Tivemos a oportunidade de gravar e escrever canções em diferentes países e continentes, o que é um grande privilégio. Embora o nosso disco seja, em primeiro lugar, de rock americano da velha guarda, ele tem de facto elementos que trago das viagens e das culturas e pessoas que conheço no mundo. Lembro-me de estar em Marrocos a trabalhar em canções, ou na África do Sul, que foi um país me inspirou muitíssimo – chegou a ser lá que surgiu o nome do álbum [nota: Jared já tem afirmado que o nome Beautiful Lie surgiu neste país pela contradição da sua beleza natural com pobreza e devastação – uma ‘Bela Mentira’; também metáfora das encruzilhadas e lutas entre extremos que o álbum «pretende relatar»]. Mesmo que não seja directamente na música, as viagens tornam-se parte de nós, e provocam-nos de forma criativa.

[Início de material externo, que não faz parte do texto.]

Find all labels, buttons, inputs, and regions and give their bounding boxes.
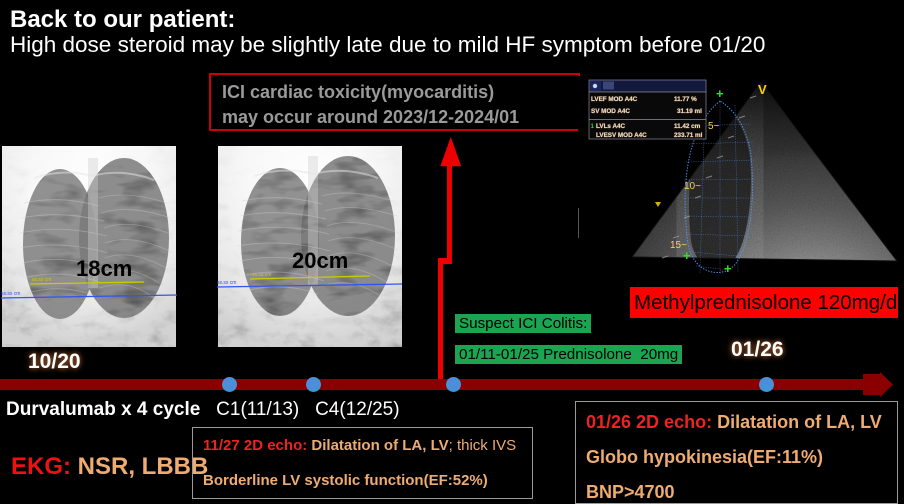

O disco a Beautiful Lie foi disponibilizado na Internet antes de ser posto a venda. Qual é a vossa opinião sobre o download ilegal de músicas?
Essa é uma pergunta interessante, porque ainda nunca nos tinham pedido uma posição sobre isso. O álbum foi para a Internet por um jornalista, de uma reputada revista americana. Não sei como o descobriram e apanharam, mas sei que a história meteu o FBI e tudo. Mas em relação aos downloads acho que é um tema que não é linear. Se um álbum é posto na Internet e se há pessoas que se preocupam o suficiente, gostam o suficiente da banda para ir a correr tirá-lo, é o que eu chamaria de um ‘bom problema’. E no nosso caso específico encarámos a situação: tivemos a oportunidade gravar mais duas canções para o disco, uma delas uma cover da Björk, para que as pessoas ainda mostrassem interesse pelo resultado final, pelo que acho que tudo se resolveu.
Com uma carreira de actor e os álbuns e as digressões, como se conseguem conjugar as duas coisas?Eu sinto-me muito grato pela oportunidade de fazer filmes e música, a sério que sinto. Não peço desculpas a ninguém por isso, embora ache que há artistas na minha situação que sinceramente o deviam fazer (risos). Acho que os 30 Seconds to Mars são uma anomalia quase, por serem uma banda de um actor, mas uma banda que tem mesmo público, fãs, e é uma sensação maravilhosa. Adoro estar numa banda, a experiência tem sido fenomenal. É a minha prioridade neste momento, a música. Mas também sou actor. Em termos práticos é um desafio encontrar tempo para os filmes e digressões, porque somos uma banda que gosta muito de tocar ao vivo. Mas eu tendo a não escolher muitos filmes, sou selectivo, gosto de coisas independentes, pelo que vou conseguindo conjugar.
Num dos seus últimos filmes, Chapter 27, teve de engordar 20 quilos. O que mudou na sua vida, durante esse periodo?Mudou tudo. Eu próprio mudei, na forma como me sentia, como andava, falava, o meu riso. E as pessoas falavam comigo de maneira diferente. Tive amigos que não me reconheciam. Foi uma experiência surreal.
Como actor, a maquilhagem que usa nos 30 Seconds é uma forma também de representar?Talvez. Eu não ando assim maquilhado no dia a dia, neste momento ao telefone consigo não tenho eyeliner (risos). Mas na banda, nos concertos, faz sentido, enquadra-se na nossa imagem, no nosso conceito.
Não sei se tem noção, mas o single The Kill teve imenso sucesso em Portugal, quer nas rádios como nas playlists de televisão. É verdade que quase tiraram este tema do álbum?É óptimo ouvir isso, é uma boa notícia. Sim, é verdade que quase o tirei do álbum porque pensei… não sei o que pensei, devia estar doido (risos). Felizmente os meus colegas encorajaram-me a mantê-lo e ainda bem que o fiz. Foi uma canção que, literalmente, nos mudou a vida.
Como é um concerto dos 30STM?
Tentamos que seja excitante, imprevisível, único. Queremos que as pessoas, no final, se sintam parte de um grupo gigante de artistas, outsiders e poetas. Mas cada espectáculo é diferente, consoante o público, e tentamos acompanhar as suas nuances únicas.
Conhece Portugal?
Eu estive em Portugal há poucos anos e adorei. Lembro-me muito bem, sinceramente. É um país maravilhoso para simplesmente nos perdermos e para recarregarmos baterias. Foi uma viagem especial para mim, lembro-me que conduzi de Lisboa em direcção ao sul, pela costa ocidental, junto às praias. Sempre quis ter uma desculpa para voltar.